© SALLY ANDERSON NEWS / ALAMY
Worried about the state of the world and reviews of my new book, I have retreated to the kitchen to think about something else. I am trying again to make brioche. This is an egg- and butter-rich dough that produces something between cake and bread. Jewish grandmothers seem to know by instinct how to produce it as challah; spread with butter and honey it accounts for the heart attacks of many Jewish grandfathers. For the rest of us, preparing the dough by hand is an exhausting challenge: knead too little, and the ingredients don’t meld; knead too much, and the dough becomes a rock. Machine kneading never seems to produce the right consistency. Once again, I kneaded too much. No doubt my kitchen failure is a sign of inability to leave things well enough alone.
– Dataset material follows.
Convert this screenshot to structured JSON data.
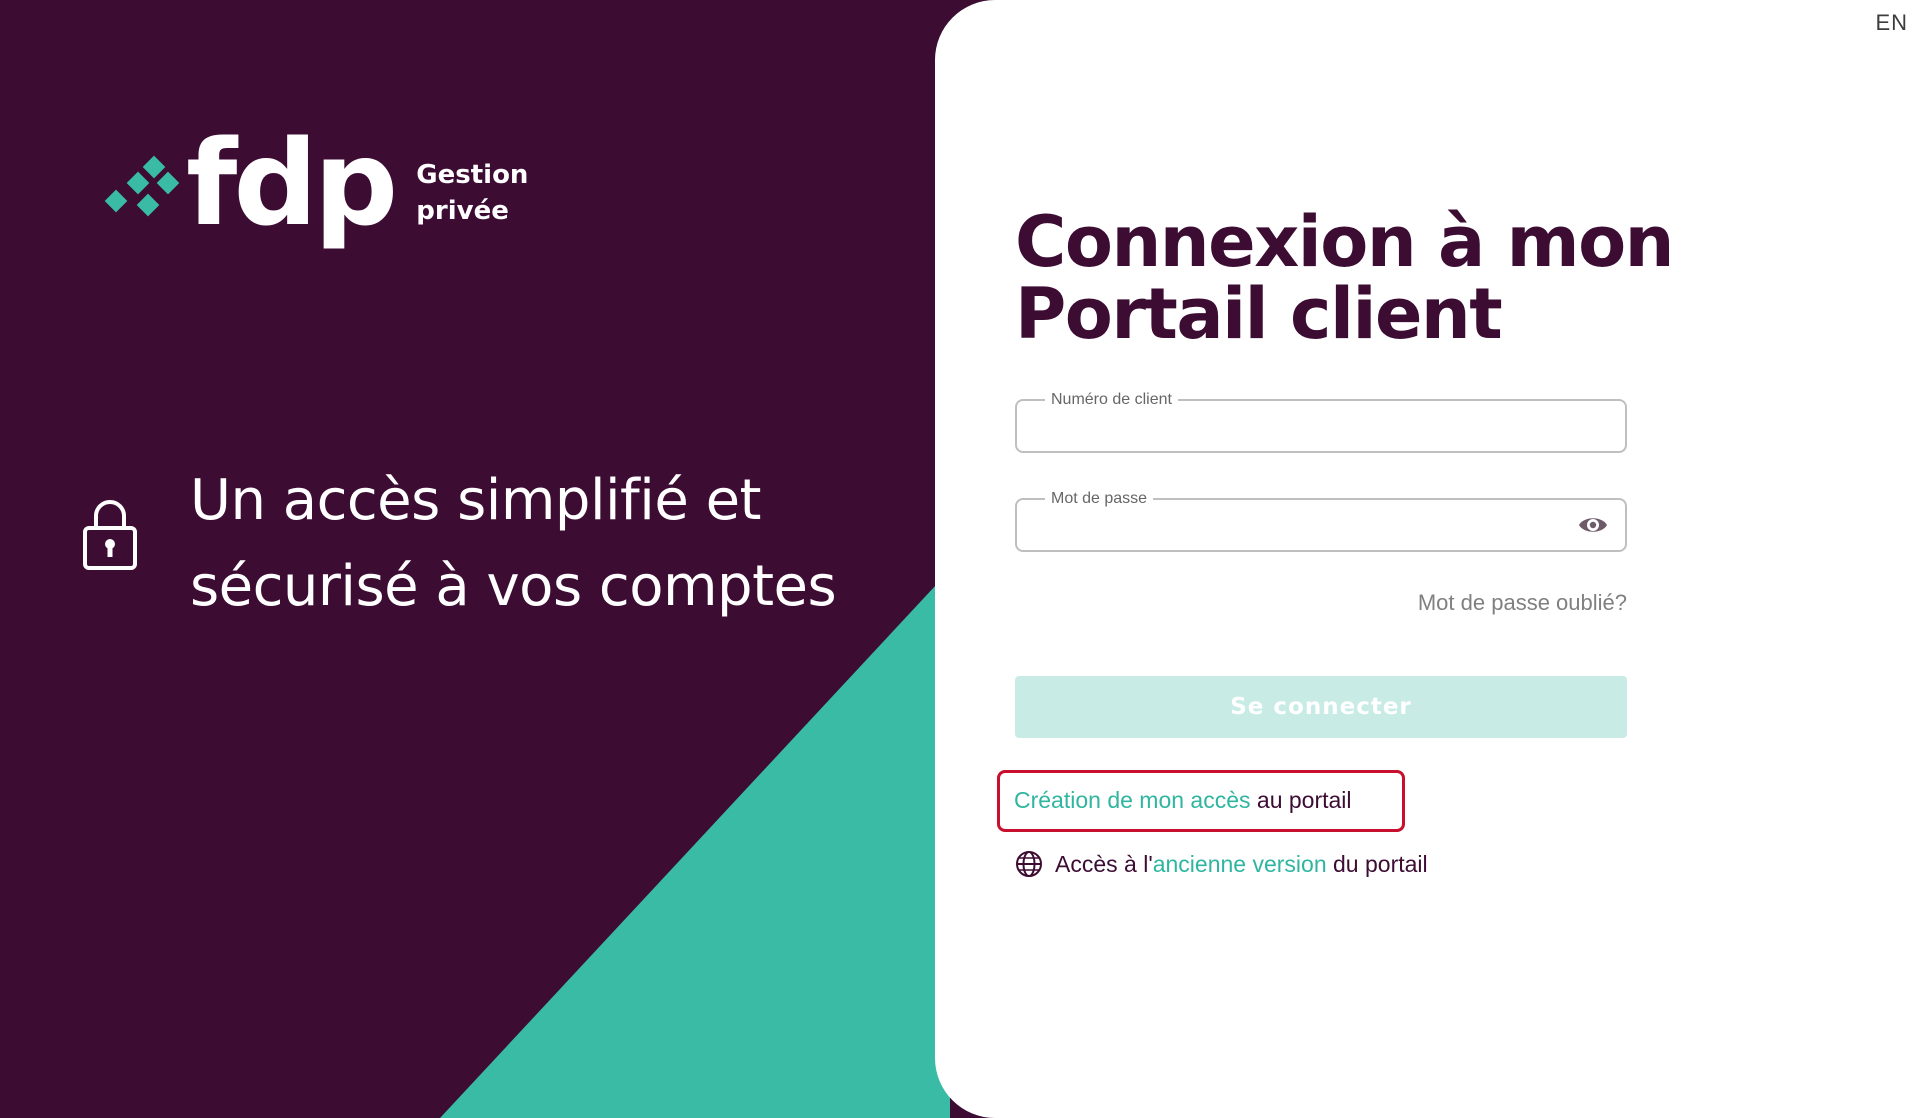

There was no respite in the kitchen from politics either. Keir Starmer and his crew face a problem like making brioche—whether to do too little or too much. Unlike brioche dough, which has to rest overnight in the fridge in order to rise, Keir hasn’t much time; people want him to produce results right away. One change will happen immediately. The quality of his ministers will be infinitely superior to those of the Tory regime these past years (who, just to push the kitchen metaphor, are like eggs that are far past their sell-by date). Tory rot will be hard to clean out in institutions such as the BBC, but I think many civil servants are going to welcome the opportunity at last to do good work.